Okay, quit imagining, its real, its here, its game time and it’s called a recession. As a member of Congress, saying that your oversight of the approaching recession was due to your having been in the restroom for the past eight years or so, probably wouldn’t fly. Or saying that your grandma died and you were at the funeral the day the economy went to crap probably won’t work either. So ya gotta hatch a plan.
And we certainly have plenty of plans to go around. There is the Bush plan, Hillary plan, Barrack plan, McCain plan, Edwards plan, and all have two things in common, one, none will work, and two, “let’s bribe the idiots until after election by giving them some of their own money and neglecting to tell them that they have to pay it back.” Brilliant, absolutely brilliant.
Let’s see how many ways this plan will backfire. But before we do, shall we determine why we have a problem of this magnitude to begin with? The president and Congress seldom use the approach of identifying the real issue and elect instead to treat the symptoms until the patient dies. But not us, we want to treat the problem. And that problem is that Middle America is either unemployed or doesn’t have livable wage employment. It went to China and India.
So how will giving $800 to the person who is in trouble due to being unemployed or underemployed solve any long term problem? It won’t. But then, November of “08” isn’t a long time, so a short term solution will do. It is that simple is it not?
I want to quote something from a little book that never leaves my desk. “The fact that it is extremely difficult to induce a business recovery by increasing the purchasing power of the individual consumers is being impressively demonstrated in this depression.” Leonard P. Ayres, in “The Chief Cause of This and Other Depressions,” 1935.

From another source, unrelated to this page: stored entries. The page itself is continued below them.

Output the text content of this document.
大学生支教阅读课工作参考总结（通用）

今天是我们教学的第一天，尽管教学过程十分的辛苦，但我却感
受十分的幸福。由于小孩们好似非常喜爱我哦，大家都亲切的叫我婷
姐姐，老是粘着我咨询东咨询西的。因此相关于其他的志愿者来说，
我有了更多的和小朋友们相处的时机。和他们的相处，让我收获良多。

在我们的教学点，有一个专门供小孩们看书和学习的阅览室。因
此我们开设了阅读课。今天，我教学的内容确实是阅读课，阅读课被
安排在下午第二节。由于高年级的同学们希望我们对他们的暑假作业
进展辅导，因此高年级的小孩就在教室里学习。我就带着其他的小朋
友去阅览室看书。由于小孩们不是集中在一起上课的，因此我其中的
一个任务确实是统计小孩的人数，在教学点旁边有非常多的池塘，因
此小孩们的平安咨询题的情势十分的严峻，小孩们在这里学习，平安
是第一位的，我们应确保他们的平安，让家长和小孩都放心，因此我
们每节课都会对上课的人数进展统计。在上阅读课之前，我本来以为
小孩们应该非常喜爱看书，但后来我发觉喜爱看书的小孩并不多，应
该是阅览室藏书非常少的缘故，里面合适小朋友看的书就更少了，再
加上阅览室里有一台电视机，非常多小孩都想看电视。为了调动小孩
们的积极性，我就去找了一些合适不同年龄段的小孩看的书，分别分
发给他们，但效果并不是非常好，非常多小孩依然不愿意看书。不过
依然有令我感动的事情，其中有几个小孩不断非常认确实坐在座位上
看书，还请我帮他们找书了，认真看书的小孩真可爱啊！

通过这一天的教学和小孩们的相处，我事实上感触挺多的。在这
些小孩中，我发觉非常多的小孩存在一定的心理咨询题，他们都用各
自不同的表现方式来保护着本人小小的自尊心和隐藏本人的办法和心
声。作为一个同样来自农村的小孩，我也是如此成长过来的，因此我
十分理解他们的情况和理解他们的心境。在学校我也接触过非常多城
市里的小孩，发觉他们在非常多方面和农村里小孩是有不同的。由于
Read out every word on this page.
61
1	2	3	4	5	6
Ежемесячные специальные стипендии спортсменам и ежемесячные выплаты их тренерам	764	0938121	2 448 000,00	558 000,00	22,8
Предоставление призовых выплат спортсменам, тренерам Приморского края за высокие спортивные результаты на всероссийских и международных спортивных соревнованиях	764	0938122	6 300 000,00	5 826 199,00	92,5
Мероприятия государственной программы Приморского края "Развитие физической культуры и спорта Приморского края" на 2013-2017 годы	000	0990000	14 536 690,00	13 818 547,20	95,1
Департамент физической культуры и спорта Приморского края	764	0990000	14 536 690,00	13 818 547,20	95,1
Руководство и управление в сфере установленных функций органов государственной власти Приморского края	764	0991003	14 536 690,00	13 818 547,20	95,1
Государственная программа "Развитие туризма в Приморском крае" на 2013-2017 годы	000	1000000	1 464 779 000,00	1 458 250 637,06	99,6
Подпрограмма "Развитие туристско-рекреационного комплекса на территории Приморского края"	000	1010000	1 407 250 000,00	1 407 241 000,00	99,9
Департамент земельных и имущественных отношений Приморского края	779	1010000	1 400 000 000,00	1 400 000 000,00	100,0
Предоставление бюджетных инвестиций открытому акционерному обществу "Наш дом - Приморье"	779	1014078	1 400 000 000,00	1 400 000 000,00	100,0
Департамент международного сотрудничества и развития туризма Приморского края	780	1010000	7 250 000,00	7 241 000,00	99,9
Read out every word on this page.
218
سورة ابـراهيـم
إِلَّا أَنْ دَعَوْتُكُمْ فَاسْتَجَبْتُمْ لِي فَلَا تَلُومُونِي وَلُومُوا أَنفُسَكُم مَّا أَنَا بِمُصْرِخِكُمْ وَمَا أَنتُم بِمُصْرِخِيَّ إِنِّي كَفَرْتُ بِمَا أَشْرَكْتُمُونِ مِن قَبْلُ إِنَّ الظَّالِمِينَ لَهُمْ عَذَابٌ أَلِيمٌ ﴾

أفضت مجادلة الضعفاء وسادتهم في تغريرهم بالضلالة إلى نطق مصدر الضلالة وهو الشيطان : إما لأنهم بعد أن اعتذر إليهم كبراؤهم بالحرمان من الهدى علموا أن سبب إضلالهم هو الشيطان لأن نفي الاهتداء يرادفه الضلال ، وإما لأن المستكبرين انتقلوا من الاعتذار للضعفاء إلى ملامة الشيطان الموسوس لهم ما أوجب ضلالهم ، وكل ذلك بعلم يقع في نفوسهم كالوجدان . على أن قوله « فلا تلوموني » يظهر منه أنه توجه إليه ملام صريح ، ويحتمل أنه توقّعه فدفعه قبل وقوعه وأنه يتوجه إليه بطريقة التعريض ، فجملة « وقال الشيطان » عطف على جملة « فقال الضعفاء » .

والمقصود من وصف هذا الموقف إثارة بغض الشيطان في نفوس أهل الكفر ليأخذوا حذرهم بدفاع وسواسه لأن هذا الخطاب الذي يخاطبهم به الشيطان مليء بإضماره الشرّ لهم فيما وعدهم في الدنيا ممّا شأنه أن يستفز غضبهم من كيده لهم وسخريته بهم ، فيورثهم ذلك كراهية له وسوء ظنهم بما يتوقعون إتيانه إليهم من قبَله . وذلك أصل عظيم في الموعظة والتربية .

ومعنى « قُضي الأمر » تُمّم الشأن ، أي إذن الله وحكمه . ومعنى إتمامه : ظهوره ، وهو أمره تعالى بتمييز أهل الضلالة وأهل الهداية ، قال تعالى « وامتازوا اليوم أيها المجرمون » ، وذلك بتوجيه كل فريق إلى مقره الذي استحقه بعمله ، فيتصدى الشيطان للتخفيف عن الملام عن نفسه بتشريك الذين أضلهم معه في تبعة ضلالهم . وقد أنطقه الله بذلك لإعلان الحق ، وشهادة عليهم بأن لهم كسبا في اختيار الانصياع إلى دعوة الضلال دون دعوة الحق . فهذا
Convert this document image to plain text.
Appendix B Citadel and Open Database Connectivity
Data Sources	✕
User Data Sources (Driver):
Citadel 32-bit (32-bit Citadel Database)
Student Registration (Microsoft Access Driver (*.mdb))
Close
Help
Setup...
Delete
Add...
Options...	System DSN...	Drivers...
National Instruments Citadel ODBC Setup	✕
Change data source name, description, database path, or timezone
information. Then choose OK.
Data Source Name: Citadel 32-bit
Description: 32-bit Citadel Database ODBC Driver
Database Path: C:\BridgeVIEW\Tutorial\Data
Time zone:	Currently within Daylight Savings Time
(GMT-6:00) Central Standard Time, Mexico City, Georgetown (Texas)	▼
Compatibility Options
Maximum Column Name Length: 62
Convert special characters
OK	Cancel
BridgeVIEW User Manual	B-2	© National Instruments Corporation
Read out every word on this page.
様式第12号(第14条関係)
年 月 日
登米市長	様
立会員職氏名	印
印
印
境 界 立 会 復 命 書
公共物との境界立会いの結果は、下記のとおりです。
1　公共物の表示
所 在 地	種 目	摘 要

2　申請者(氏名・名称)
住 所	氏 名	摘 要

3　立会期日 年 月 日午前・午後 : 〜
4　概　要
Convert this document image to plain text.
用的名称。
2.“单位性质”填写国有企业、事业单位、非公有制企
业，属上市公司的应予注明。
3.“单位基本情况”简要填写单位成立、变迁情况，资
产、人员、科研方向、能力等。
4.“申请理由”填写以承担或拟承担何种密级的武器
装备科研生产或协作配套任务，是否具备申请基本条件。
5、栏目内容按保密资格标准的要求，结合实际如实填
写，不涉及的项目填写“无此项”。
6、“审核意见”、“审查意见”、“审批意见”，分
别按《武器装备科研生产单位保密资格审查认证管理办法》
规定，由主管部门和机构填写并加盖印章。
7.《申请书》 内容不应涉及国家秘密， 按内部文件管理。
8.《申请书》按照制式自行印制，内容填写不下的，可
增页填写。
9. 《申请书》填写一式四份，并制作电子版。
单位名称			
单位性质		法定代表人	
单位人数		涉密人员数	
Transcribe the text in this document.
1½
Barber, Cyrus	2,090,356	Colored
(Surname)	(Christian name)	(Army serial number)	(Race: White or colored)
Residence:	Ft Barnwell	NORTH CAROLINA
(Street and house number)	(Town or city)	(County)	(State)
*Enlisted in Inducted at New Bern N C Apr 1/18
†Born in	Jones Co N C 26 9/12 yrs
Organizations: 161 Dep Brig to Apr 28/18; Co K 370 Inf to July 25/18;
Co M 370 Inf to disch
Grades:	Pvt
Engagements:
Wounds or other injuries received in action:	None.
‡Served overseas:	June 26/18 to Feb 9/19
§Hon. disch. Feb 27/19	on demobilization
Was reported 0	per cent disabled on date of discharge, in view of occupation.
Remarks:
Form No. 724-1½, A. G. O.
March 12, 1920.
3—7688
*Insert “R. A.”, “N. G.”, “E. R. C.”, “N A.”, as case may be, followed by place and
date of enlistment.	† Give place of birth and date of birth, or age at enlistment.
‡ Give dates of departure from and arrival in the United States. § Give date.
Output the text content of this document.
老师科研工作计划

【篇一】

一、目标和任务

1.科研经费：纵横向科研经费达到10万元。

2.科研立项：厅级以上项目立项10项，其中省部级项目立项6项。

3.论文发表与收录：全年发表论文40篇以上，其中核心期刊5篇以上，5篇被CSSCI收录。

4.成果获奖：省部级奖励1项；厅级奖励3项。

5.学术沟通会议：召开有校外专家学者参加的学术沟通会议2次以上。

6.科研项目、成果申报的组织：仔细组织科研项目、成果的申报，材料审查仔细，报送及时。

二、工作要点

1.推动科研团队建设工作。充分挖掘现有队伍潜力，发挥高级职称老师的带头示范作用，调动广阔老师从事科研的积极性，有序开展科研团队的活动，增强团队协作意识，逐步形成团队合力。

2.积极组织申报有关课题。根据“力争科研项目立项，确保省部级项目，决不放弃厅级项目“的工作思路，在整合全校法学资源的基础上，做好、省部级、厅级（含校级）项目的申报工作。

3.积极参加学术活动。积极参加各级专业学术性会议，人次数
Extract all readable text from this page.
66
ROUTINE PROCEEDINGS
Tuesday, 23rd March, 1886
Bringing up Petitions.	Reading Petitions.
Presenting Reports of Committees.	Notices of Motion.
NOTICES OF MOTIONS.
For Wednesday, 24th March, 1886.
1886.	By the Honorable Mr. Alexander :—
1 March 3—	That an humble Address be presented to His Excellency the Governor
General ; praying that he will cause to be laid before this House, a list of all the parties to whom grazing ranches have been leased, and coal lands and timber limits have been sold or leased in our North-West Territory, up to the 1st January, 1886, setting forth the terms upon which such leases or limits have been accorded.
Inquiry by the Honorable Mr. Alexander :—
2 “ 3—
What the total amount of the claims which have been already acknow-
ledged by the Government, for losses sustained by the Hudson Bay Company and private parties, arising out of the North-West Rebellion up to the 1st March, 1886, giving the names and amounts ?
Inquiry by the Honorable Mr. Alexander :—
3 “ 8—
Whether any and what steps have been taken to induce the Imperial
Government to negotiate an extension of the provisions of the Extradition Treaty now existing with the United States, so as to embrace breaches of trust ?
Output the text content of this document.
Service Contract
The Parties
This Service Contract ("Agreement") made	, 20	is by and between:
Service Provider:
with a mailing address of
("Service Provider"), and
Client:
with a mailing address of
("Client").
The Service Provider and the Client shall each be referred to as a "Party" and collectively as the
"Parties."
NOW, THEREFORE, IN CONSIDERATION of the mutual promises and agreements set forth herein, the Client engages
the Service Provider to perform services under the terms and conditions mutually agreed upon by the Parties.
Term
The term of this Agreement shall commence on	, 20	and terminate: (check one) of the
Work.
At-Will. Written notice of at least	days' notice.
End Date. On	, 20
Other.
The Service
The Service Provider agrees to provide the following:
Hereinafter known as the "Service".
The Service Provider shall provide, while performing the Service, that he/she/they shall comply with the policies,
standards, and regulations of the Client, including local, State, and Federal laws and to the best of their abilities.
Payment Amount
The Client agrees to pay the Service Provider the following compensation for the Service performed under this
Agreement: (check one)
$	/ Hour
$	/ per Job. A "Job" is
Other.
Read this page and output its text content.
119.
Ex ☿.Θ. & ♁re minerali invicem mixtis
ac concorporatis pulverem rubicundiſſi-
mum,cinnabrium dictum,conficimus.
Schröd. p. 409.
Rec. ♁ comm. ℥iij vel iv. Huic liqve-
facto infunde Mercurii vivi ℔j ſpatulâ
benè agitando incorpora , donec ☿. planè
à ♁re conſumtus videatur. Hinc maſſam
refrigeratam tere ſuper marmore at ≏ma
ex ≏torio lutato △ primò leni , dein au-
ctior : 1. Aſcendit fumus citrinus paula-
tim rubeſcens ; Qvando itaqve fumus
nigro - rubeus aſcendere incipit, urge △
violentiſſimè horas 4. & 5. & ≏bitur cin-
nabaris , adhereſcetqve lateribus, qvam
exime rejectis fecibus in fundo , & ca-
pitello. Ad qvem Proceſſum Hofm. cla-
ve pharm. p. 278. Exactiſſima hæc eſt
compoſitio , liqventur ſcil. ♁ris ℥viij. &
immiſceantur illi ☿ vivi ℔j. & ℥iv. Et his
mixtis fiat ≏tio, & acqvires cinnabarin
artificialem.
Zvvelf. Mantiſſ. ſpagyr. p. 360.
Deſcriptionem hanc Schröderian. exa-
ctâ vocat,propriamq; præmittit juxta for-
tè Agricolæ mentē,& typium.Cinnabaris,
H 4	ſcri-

Your see Mr. Ayres of the Cleveland Trust Company had written the booklet by request of Congress some six years into the Great Depression and observed that giving the citizens money to spend had no positive effect on real job creation, and resulted only in having to continually give the citizens more money each and every month and putting that bill on the cuff.
Nothing has changed since that writing except the new faces in Congress who have failed us miserably, who do not read history, and who will repeat the errors of past politicians even in the face of evidence suggesting the unwanted outcome.